François Lambda pause de très bonnes questions et je voulais en profiter pour prolonger ce que j'ai cru lire dans son intervention : dès l'instant où CG est adoubé, reconnu par tous comme apte à devenir le chef, n'est-il pas en même temps reconnu qu'il est le moins capable d'inculquer à l'entreprise un changement profond ?
S'il est nommé à la tête du groupe, c'est sans doute que sa propre façon de penser, les dispositions qui le motivent profondément, sont en adéquation avec celles de ce groupe. Dans le cas contraire elles le deviendront très vite car il serait difficile de dirigeait l'institution sans cela.
Conséquemment, comment attendre d'un homme qui a forgé sa compréhension du monde au sein d'un groupe, est arrivé en haut souvent poussé par l'adéquation de ses croyances / dispositions profondes avec celles du groupe, comment attendre de lui qu'il puisse même penser un changement profond ?
En cas de crise, il y a fort à parier qu'il aura recours aux bonnes vieilles recettes.
D'où, selon moi, la réaction de CG de proposer ces 26 modèles lorsqu'il fut confronté aux mauvais chiffres des ventes de la marque. L'action s'inscrit en droite ligne des croyances, mythes et représentations de l'entreprise.
Rédigé par : Pfeireh | 16 novembre 2007 à 20:51
Vous posez bien le problème qui se situe au coeur du changement et surtout de la résistance au changement.

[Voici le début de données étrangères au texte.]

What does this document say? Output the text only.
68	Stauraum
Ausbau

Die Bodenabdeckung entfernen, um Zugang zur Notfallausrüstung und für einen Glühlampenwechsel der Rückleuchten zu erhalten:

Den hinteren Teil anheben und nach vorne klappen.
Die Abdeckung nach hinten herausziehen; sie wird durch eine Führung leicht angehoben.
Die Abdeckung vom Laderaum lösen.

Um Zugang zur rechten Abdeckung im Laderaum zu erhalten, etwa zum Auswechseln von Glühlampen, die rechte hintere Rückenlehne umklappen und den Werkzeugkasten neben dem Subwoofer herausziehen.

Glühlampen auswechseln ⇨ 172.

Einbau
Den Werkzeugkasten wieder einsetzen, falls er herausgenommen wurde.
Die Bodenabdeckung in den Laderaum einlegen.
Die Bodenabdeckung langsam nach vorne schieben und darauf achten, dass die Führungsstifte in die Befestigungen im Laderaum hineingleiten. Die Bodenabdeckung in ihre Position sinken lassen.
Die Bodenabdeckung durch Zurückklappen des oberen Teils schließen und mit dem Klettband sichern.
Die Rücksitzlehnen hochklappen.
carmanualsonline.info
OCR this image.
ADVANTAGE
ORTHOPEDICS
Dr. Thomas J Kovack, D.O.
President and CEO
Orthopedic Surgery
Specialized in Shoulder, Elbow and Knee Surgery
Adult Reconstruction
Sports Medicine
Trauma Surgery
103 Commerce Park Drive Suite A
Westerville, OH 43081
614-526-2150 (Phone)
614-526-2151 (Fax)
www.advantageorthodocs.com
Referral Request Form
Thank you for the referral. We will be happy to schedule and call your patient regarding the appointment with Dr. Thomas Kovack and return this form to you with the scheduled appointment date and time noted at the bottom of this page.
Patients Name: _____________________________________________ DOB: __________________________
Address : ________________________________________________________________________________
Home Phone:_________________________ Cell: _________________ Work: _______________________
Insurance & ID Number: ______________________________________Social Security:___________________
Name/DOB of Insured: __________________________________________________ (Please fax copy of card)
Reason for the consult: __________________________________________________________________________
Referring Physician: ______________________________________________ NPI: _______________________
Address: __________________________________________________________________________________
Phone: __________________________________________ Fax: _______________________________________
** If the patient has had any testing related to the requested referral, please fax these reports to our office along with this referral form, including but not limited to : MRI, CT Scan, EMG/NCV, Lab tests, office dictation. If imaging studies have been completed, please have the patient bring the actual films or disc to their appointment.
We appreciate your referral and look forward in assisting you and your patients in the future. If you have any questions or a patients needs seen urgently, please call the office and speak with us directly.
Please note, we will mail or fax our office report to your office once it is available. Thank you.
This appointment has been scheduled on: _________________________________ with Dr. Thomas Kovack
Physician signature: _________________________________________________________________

Deux remarques tout de même :
Les présidents qui ont succédé à Louis Renault ont pratiquement tous été "parachutés" : Lefaucheux, Dreyfus, R.Lévy, parce que nommés par l'Etat. Ils n'ont pas été "adoubés" par l'organisation et pourtant, malgré tout ce qu'ils ont réalisé, ils n'ont pas beaucoup travaillé au changement des relations dans l'entreprise.
Quant à C.Ghosn, même s'il a eu l'occasion de se familiariser avec le groupe pendant quelques années, il a un long passé chez Michelin où il a commencé à "forger sa vision du monde".
Contrairement à ses prédécesseurs, il me semble qu'il va être contraint de traiter en profondeur la question des relations au sein de Renault car la pression de l'environnement va aller en s'accroissant. L'écart entre les attentes des salariés et la réalité va devenir de plus en plus difficile à accepter si le débat sur la souffrance au travail prend forme et bien sûr, s'il se poursuit.